The bike tour requires an RSVP with Cory Wilkerson, the city’s active transportation coordinator. He can be contacted at (714) 647-5643 or email@example.com.
And on Saturday from 9 a.m. to noon, “a solutions workshop will be conducted asking participants on what types of solutions they would like to see based on previously identified issues,” according to the city.
This week’s meetings will be followed by a “community recommendations workshop” on Monday, Oct. 6 from 6 to 8 p.m. at the Santa Ana train station.
8. Irvine to Receive $200,000 From Community Center Contractor
Irvine City Council members Tuesday are scheduled to consider a settlement agreement with Kishimoto Architects that would have the contractor pay $200,000 to the city.
The settlement stems from a dispute over the Northwood Community Center renovation and expansion project, which was rife with problems and ballooned up to 45 percent over budget.
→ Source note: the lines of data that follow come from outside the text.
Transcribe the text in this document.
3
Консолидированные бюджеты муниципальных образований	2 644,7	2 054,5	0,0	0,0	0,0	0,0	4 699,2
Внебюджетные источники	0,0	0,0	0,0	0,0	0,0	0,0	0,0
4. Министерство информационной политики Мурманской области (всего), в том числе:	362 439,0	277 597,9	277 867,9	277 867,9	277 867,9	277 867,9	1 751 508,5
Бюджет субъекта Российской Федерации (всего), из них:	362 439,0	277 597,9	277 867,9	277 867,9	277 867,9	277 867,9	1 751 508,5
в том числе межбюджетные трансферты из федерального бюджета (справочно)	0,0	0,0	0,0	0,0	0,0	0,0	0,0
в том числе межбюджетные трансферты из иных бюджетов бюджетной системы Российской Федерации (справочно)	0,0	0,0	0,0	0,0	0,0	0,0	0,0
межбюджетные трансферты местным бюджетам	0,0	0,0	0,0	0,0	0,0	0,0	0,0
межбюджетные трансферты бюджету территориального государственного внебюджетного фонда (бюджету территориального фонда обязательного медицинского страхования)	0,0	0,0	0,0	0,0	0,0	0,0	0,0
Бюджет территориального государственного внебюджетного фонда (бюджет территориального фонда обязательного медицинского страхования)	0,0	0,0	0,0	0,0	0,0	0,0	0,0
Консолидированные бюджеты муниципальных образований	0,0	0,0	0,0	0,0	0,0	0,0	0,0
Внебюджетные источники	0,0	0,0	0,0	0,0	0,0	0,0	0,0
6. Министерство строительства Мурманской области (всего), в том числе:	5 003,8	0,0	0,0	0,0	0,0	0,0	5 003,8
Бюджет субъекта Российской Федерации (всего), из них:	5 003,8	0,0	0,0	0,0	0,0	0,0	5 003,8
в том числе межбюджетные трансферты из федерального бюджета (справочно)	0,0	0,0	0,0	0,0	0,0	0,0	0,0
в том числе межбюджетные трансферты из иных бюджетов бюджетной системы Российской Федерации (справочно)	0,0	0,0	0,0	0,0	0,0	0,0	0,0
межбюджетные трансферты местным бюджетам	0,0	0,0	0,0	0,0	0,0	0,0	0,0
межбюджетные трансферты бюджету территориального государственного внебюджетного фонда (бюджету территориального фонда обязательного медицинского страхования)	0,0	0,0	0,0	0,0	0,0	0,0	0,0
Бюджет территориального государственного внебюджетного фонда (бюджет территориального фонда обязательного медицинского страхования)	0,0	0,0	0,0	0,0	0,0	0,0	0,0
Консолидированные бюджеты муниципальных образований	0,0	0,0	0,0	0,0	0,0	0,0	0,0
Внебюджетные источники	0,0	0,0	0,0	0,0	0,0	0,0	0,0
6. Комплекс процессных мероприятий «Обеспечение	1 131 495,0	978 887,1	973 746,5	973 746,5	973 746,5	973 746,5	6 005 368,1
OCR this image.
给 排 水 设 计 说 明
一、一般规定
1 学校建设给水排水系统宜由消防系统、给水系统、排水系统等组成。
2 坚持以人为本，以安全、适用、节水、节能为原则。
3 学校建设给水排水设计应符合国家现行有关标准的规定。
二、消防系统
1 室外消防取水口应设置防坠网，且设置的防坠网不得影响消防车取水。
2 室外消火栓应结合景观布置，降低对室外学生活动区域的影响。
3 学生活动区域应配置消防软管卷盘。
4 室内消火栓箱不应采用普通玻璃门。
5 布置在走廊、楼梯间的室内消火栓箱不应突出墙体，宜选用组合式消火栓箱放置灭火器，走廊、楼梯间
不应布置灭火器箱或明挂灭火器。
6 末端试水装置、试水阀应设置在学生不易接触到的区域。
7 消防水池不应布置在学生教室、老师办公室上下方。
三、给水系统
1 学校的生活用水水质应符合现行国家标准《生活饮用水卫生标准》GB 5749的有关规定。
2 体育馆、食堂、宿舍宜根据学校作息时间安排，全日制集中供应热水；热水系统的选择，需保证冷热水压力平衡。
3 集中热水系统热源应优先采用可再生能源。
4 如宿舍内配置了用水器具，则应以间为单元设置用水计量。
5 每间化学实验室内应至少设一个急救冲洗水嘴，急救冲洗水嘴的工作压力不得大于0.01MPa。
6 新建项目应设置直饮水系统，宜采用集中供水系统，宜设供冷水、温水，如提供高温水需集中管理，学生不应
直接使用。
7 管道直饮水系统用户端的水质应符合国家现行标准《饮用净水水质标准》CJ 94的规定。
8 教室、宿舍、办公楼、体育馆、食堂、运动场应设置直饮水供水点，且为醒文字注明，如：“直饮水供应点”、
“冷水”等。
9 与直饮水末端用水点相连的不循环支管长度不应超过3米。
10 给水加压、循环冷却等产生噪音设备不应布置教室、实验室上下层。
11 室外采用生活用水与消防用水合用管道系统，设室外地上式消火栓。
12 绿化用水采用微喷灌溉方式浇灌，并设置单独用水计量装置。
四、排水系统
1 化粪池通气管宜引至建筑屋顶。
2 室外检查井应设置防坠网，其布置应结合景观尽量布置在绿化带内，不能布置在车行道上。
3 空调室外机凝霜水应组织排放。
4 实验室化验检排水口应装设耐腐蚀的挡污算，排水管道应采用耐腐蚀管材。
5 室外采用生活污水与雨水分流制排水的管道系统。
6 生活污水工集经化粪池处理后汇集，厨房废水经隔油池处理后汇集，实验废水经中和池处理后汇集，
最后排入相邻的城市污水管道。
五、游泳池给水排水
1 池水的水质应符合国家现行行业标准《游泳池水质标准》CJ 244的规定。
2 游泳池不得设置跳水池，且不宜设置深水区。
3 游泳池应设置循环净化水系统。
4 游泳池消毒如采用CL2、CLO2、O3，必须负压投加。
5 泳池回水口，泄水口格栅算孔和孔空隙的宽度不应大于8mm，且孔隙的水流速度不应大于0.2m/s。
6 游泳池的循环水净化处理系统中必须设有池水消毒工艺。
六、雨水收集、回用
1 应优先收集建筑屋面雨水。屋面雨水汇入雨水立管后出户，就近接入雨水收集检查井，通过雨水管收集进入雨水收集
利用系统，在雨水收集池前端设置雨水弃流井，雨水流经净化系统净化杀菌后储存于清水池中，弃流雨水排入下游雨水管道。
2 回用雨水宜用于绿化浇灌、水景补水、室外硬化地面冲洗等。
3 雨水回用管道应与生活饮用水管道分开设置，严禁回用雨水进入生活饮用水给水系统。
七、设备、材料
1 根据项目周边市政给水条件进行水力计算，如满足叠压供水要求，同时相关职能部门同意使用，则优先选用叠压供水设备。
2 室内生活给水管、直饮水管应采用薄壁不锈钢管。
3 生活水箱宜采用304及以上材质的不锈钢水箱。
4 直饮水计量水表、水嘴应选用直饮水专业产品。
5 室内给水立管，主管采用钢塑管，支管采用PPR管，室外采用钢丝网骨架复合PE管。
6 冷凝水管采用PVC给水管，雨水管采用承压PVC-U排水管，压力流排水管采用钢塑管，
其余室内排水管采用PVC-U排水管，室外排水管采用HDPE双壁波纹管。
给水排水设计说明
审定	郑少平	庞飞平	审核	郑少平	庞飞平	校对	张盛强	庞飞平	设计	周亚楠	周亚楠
A Voice of OC article last year detailed some of the issues — inaccurate staff reports, excessive change orders and city staffers inexperienced with complicated remodeling projects.
The council was going to put another $500,000 toward the project — raising the total to $5.8 million from an initial price of $4 million — until Councilman Jeffrey Lalloway questioned the allocation. The council instead directed the city attorney to investigate the issue.
To read the Irvine City Council agenda, click here.
9. Irvine Councilwoman Challenges Slate-Mailer
Irvine City Council members are set Tuesday to discuss whether a slate mailer promoting the council’s Democrats complies with the city’s ethics ordinance.
The Irvine Community News and Views mailer claims to be a newspaper and resembles one, but is in fact a slate mailer. Republican Councilwoman Christina Shea argues that is misleading to voters.
Historically, slate mailers promoting the council’s Democrats have been criticized for being financed by consultants who then received no-bid contracts with the 1,300-acre Great Park.
Republicans unseated the prior council majority in the 2012 election. They have since launched a forensic investigation into the park’s finances and contracts.